The Women of Trachis

Delahoyde
Orpheus

THE WOMEN OF TRACHIS


The Women of Trachis begins with Deianira, the wife of Heracles, musing to the Nurse about her woeful life: “It was long ago that someone first said: / You cannot know a man’s life before the man / has died, then only can you call it good or bad” (73). (Yeah, that someone was Sophocles, at the end of Oedipus.) Deianira recounts being courted by the protean river Acheloüs before Heracles did combat for her; now, she’s an outcast in Trachis with their children and Heracles is an absentee father for the most part. The Nurse recommends sending son Hyllus to find his father. (She’s been reading Homer’s Odyssey?) The kid has heard that dad has been in the service this past year of a Lydian woman and that now he is in Euboea campaigning against the city of Eurytus (75). Hyllus will go off and find out what he can.

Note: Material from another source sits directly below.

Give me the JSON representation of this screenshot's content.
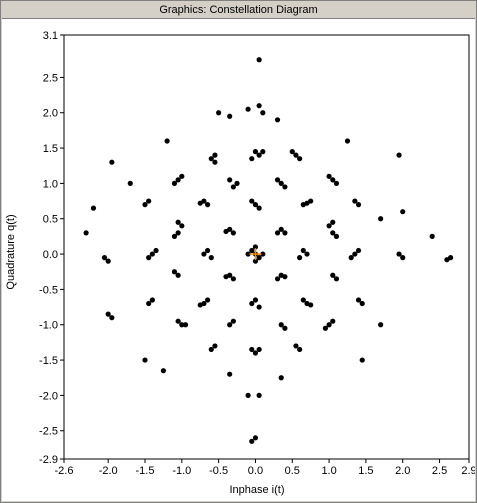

The Chorus chides Deianira about her pessimism, but she responds that Heracles left a will in case he did not return after a year and three months, which would indicate that he had died (78). A messenger immediately announces that Heracles is alive. His envoy, Lichas, and captive women including Iole enter — the women Heracles selected for himself and the gods when he sacked Eurytus. Lichas reports that most of the time he had been a bought slave to Omphale, a queen of Lydia. His war was vengeance for the long humiliation. Deianira detects noble upbringing in Iole’s demeanor, but Lichas nervously claims he doesn’t know anything about her. When the crowd enters the house, the messenger calls Deianira aside and accuses Lichas of lying. The truth, he says, is that the war was fought for Iole; when Heracles could not persuade Iole’s father “to give to him the child for his secret bed, / he fabricated a petty complaint, an excuse / to campaign against the girl’s country” (85). Deianira grills Lichas and seems despairing but reasonable, resigned to an extent but not overly spiteful. Lichas fesses up and says the cover-up was his, not Heracles’, and that he was trying to spare her feelings (90).

The Chorus recounts the battle of Heracles with the river Acheloüs. Deianira laments her lot:

For here I have taken on a girl …
… as
a ship’s master takes on cargo, goods that outrage my heart.
So now the two of us lie under the one sheet
waiting for his embrace. This is the gift my brave
and faithful Heracles sends home to his dear wife
to compensate for his long absence! …

For I see her youth is coming to full bloom
while mine is fading. The eyes of men love to pluck
the blossoms; from the faded flowers they turn away. (92)

She then tells of an old episode in which the centaur Nessus touched her “lustfully” during a river crossing (93). Her cry prompted Heracles to shoot Nessus with an arrow. The dying centaur told her that a robe dipped in his blood would work as a love charm. Deianira gives this long-stored robe to Lichas to take to Heracles. Afterwards, she tells the Chorus that a piece of wool she used to anoint the robe disintegrated when it hit the sun, so she’s a bit worried now (97). Besides, she thinks, why would the centaur have given her a gift unless it was a ruse to destroy his killer. “Yes, yes. Now I see that one should never / plunge eagerly into anything obscure” (96).

Hyllus returns and says that Heracles is dying, poisoned and being eaten away by the robe. He has bashed Lichas’ brains out (99-100). Hyllas curses his mother Deianira (101). Deianira kills herself — she “cut her side to the liver” (106) — as the nurse reports, with a sword on her marriage bed. Heracles is brought in on a litter and begs for mercy killing. “Why will no one / come and cut away / my head from my abominable body” (109). He recounts a few of his famous “Labors” (111). Hyllus reveals Deianira’s mistake and the fact of her suicide “by her own hand,” to which Heracles responds, “Ah! She’s dead too soon. She should have died by mine” (113). (A Macbeth source?) Hyllus requests that Heracles not burden him with patricide. Heracles says Hyllus would be a healer, curing his suffering (116). But Hyllus agrees to prepare everything for Heracles’ death, and Heracles makes him promise to marry Iole: “No other man must ever / have her who has lain with me at my side. You, / my son, must engage yourself to her bed” (117). Ew!

Hyllus delivers the resigned and dismayed final words: “You see how little compassion the gods / have shown in all that’s happened…. and there is / nothing here which is not Zeus” (119).


Works Cited

Powell, Barry. Classical Myth. Upper Saddle River, NJ: Prentice-Hall, Inc., 2001.

Sophocles. The Women of Trachis. Trans. Michael Jameson. Sophocles II. Ed. David Grene and Richmond Lattimore. Chicago: University of Chicago Press, 1957. 63-119.